Player's Handbook by James Wyatt
My rating: 5 of 5 stars
I've been playing Dungeons & Dragons since 2nd edition, and I've DMed from 3e onward. I'm very late coming to 5e, but I'm so excited about it now that I've read the Player's Handbook!
They've streamlined a lot of the rules and simplified the math aspect, focusing much more on roleplaying and character development/background...which, honestly, I always preferred anyway. They still have the core skills PCs can develop, but it's a simple proficiency bonus system based on character level and consistent across the board. Feats are optional and much more streamlined. Characters receive certain extra skills, proficiencies, and equipment based on what background they take, all of which are fitting for multiple classes.
I'm particularly excited to see Bard back as a player class, and glad to see gnomes and half-orcs included as PC races again. Subraces, class archetypes, and backgrounds help develop unique and strong characters. Multi-classing is optional but super easy. That's really the overarching theme here: fully fleshed out characters and simplified game rules. I especially like the addition of advantage vs. disadvantage, and I'm also pleased with bardic and DM inspiration and can't wait to see how these play out in my games.
I do wish there was a clearer character sheet set-up in the early chapters. They give you the bare bones there, but no example of how to fill it out anymore. I had everything filled out but passive perception and had to look at the index to find where it was, which was closer to the back of the book and far from character creation chapters. They do have many handy tables, which are always helpful and often clearer than trying to describe everything in paragraphs. Spellcasting seemed much easier to follow in 5e.
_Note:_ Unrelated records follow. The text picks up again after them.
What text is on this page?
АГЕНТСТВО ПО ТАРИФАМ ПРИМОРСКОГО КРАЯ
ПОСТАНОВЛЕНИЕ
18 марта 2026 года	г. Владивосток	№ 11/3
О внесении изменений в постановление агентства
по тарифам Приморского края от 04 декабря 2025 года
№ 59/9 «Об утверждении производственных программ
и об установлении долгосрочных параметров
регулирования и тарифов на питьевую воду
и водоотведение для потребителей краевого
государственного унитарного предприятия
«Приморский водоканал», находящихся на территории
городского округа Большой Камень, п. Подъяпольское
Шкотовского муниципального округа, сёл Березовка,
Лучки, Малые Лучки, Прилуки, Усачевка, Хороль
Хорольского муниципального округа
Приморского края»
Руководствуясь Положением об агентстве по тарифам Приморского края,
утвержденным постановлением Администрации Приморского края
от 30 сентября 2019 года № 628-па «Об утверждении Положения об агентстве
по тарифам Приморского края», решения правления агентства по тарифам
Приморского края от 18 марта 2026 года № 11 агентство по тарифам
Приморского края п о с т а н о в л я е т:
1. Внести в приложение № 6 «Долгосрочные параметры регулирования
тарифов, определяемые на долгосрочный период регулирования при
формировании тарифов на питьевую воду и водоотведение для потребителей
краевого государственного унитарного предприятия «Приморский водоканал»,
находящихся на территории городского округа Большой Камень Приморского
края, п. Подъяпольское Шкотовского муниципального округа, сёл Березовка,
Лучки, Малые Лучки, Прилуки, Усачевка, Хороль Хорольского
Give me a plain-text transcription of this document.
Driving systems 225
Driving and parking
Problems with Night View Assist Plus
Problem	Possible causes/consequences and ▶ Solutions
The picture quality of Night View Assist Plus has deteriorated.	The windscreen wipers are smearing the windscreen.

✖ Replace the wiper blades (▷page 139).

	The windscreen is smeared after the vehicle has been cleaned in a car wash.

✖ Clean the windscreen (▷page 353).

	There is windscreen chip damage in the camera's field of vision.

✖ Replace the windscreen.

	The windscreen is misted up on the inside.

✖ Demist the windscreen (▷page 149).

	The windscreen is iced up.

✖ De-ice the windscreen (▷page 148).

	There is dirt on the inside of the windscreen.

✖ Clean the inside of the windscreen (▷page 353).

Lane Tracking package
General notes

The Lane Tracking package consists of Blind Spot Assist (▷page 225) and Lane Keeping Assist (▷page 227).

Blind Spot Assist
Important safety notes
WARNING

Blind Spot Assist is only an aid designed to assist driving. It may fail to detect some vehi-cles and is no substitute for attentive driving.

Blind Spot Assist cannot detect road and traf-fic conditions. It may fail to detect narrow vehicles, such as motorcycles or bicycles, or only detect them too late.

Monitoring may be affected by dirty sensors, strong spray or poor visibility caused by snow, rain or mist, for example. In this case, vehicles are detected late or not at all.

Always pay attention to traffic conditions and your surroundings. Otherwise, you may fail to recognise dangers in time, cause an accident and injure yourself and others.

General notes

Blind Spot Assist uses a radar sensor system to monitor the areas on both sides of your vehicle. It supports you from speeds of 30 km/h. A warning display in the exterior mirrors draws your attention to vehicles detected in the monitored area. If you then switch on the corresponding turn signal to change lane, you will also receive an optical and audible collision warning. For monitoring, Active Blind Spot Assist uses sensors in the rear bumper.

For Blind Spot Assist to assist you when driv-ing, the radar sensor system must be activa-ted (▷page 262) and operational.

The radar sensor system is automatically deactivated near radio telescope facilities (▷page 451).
All in all, it seems like they kept the best of all editions and simplified it overall, with a focus on compelling characters and stories. They also included brief mentions and examples of personality traits, bonds, ideals, and flaws, which seem designed to help new roleplayers understand their characters better. Not pages and pages and pages to read & choose from, though. Just a paragraph and d6 table for each. Nice if you need it, and easily skipped without repercussions if you don't. I also think giving certain starting equipment based on background is going to be a lot better for new players than handing them 100gp, a general idea of what their race & class can use, and a few tables worth of equipment, weights, and prices. It seems like they've focused on making it more accessible and fun, and I'm excited to get started.